Iran says $100 a barrel is appropriate price for oil

Monday, 17 January 2011 00:01 -     - {{hitsCtrl.values.hits}}

TEHRAN (Reuters) - Iran’s oil minister said on Sunday that $100 for a barrel of crude was appropriate and there was no need to hold an emergency OPEC meeting to discuss the price.

“The price of $100 for oil per barrel is real ... OPEC does not need to hold an emergency meeting over the price issue,” Massoud Mirkazemi told a news conference.

Brent crude prices rallied this week to around $98 a barrel while U.S. oil futures were at about $91, well above the $70-$80 range that OPEC’s top exporter Saudi Arabia says is comfortable for both producers and consumers.

One delegate from a Gulf OPEC member state told Reuters on Thursday OPEC could hold an emergency meeting if oil prices “exceed $100 and stay there”.

Libya, Ecuador and Venezuela have all said prices need to be higher to help producing nations maintain output.

“None of the OPEC members find $100 concerning,” Mirkazemi said, adding that some members of the producers’ group would still not see any need for an emergency meeting if the price rose to $110 or $120.

Iran holds the rotating OPEC presidency. The next scheduled OPEC meeting is on June 2.

“None of the members have asked for an emergency meeting and I think for a long time there would be no such request,” Mirkazemi said.

Analysts are divided between those who see fundamental strength as the world economy recovers, driving up fuel consumption, and those who focus on differences between today’s relatively well-supplied market and that of 2008, when oil prices raced to an all-time high of nearly $150 a barrel.

OPEC ready to act but not due to speculators

VIENNA: OPEC is ready to act to address supply shortages in the oil market but not to counter price moves caused by speculation, Secretary General Abdullah al-Badri told an Austrian newspaper.

The group is monitoring the situation closely, and “OPEC will intervene to stabilise the market if the market is imbalanced. OPEC will not intervene because of speculators,” he told Wirtschaftsblatt in excerpts of an interview posted on its website on Saturday.
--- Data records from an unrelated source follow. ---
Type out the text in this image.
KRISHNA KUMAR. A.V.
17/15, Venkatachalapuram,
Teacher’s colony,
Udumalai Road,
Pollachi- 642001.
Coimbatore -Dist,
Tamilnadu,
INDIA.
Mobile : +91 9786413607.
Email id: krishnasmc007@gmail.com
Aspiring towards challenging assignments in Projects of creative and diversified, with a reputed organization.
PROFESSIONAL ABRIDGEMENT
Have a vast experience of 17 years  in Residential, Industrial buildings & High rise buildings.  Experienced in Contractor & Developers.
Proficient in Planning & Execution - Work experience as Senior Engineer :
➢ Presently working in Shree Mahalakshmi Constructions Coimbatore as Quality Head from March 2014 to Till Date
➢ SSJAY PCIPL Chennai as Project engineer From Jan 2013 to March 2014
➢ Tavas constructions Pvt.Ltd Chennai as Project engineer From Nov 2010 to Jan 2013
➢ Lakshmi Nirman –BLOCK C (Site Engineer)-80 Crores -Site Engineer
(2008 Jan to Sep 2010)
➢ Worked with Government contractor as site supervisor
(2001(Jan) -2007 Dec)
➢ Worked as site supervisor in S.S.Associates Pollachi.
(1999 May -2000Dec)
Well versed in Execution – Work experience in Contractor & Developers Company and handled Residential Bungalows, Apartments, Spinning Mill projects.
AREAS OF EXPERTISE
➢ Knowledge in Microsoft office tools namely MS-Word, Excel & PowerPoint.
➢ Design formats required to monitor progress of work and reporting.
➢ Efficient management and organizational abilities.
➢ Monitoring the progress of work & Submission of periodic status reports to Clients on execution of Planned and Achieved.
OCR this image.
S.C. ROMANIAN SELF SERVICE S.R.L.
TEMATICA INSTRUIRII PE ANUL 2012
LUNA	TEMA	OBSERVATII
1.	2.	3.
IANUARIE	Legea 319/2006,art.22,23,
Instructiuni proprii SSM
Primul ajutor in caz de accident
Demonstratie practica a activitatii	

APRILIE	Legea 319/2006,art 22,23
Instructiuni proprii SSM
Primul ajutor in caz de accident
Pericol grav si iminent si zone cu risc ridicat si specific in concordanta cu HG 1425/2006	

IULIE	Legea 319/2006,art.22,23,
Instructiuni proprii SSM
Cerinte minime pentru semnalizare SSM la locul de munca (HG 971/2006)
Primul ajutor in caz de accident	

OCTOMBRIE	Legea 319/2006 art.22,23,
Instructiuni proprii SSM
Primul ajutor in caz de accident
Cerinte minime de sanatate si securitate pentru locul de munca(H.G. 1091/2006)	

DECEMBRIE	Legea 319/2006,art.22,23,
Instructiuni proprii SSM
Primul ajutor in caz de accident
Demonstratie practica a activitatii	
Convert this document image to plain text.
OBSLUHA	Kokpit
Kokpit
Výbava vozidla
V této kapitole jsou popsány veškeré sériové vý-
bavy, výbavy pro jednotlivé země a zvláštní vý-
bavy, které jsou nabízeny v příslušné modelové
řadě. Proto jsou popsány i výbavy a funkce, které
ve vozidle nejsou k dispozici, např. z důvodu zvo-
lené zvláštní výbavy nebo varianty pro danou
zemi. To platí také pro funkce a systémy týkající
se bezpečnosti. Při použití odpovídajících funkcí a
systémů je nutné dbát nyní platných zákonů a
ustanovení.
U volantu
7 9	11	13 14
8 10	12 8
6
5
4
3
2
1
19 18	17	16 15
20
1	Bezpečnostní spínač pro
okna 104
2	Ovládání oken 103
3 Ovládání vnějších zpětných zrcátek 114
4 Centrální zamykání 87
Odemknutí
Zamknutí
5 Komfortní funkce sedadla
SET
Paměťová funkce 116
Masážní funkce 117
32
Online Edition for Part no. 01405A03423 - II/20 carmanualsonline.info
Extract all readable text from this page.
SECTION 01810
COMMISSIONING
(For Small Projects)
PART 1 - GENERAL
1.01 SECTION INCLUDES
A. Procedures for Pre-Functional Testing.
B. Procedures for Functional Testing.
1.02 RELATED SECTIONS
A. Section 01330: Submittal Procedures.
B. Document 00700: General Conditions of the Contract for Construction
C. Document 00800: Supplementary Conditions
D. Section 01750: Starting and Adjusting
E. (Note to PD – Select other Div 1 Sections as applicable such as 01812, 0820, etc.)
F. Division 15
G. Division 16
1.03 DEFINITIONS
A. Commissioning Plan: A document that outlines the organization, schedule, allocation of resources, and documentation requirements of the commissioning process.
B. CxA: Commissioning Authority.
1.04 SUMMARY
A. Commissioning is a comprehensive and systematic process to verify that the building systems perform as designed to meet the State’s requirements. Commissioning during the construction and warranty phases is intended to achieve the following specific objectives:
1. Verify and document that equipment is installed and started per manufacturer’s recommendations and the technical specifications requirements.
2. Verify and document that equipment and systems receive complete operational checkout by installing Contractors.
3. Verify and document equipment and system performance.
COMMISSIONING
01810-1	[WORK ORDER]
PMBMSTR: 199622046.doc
The paper said Badri thought speculation was the primary reason that prices had reached current levels, but it did not provide a direct quotation from him about this.

Brent crude oil rose above $99 a barrel on Friday, helping lift U.S. oil prices despite China’s latest move to tighten credit.

Oil analysts have said oil is unlikely to surge to near $150 this year, as it did in 2008, partly because there is more oil in storage, more fuel capacity at refiners and more idle oil wells.